Con los ojos cerrados, siento como me balanceo, como si estuviera en un barco, pero con muy pocas olas.
Abro los ojos y me miro los pies. Efectivamente, estoy en una barca de madera antigua, meciéndome con las olas, a penas perceptibles.
Miro el mar para ver las olas, debe estar bastante plano.
Bajo el cielo violáceo del atardecer, el mar ha adquirido un extraño tono blanco, blanco esponjoso. No sólo está plano, sino que además esta totalmente quieto, en calma. Miro más atentamente.
No está del todo quieto, en algunas zonas se arremolina. ¿Se arremolina? Sí, qué extraño... No se parece a ningún mar que haya visto antes.
Con la tontería del extraño color del agua no me había fijado en el panorama general. Me había quedado en el detalle de la blanca textura algodonosa del mar. Pero al fijarme otra vez en el cielo, miro hacia el horizonte. El mar blanco se extiende hasta donde me alcanza la vista. Estoy en el medio de la inmensidad del océano blanco. Y por si fuera poco, estoy completamente solo. No se ve ninguna otra barca, ningún islote, ni rastro de tierra.
Vuelvo a fijar mi atención en la barca. Parece que avanza, pero no sabría decir si hacia adelante o hacia atrás. Me asomo, y veo como el agua blanca se arremolina al tocar el casco de mi barca. Esa forma de arremolinarse...

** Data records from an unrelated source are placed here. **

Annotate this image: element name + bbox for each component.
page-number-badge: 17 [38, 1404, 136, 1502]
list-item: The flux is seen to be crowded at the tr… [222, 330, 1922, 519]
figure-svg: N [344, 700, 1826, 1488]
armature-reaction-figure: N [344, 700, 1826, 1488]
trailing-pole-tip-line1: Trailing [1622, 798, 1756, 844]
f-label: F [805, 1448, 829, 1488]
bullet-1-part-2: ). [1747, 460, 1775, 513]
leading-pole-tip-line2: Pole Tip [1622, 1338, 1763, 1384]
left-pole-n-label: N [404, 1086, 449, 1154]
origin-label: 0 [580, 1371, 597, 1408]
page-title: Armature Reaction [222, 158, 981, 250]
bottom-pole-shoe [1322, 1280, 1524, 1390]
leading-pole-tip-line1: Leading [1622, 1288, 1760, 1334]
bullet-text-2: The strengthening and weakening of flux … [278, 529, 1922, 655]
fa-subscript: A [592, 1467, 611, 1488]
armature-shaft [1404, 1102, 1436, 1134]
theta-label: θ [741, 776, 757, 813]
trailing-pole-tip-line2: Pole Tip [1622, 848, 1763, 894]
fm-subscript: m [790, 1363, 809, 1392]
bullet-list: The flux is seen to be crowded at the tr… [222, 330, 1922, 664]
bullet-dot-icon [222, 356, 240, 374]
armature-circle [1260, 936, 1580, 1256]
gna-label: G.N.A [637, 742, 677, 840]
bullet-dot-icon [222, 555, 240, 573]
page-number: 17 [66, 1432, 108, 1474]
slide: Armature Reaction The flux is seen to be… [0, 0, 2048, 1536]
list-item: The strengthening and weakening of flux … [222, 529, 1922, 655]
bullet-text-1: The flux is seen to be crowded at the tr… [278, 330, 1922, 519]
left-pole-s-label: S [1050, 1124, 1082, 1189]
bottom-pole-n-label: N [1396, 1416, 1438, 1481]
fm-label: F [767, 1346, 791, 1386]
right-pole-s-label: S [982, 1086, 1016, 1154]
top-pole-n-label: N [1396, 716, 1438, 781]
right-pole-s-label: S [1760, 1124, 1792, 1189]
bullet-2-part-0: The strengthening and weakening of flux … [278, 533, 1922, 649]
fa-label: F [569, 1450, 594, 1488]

¡No es agua! Alargo el brazo y sumerjo la mano en lo que creía que era agua. Pero no me mojo. Sólo aire. ¡Estoy flotando en un mar de nubes! No puede ser, es imposible. Absurdo. ¿Habrá agua bajo las nubes? Me inclino sobre el borde de la barca y estiro el brazo. Toco la parte más baja del casco, pero no me mojo. Ahí no hay agua. La barca flota sobre las nubes.
Ahora el violáceo del cielo se ha vuelto anaranjado, y el Sol se encunetra justo delante de mí, mirandome fijamente. Me mira con serenidad y autoridad, y me invita a contemplarle. Todo lo contrario que la Luna.
Veo cómo el Sol se pone en el horizonte, grande y naranja, y el cielo se tiñe de un rojo crepúsculo. El Sol deja de verse, y el cielo pasa a morado. Ahora el océano blanco tiene un resplandor azulado, fantasmagórico. ¿De dónde viene?
Miro hacia arriba. Ya se ven las estrellas. Ya veo de dónde sale el resplandor azulado... De quién si no. La Luna, como siempre, me mira sonriente, sabiendo que yo estoy pendiente de ella aunque no la mire. Me pone nervioso su sonrisa, pero me encanta. Cada día me hace sentir de una forma distinta, pero rara vez me desagrada.
La barca sigue avanzando, o retrocediendo, qué más da. De todas formas, no tengo ningún rumbo, ningún destino.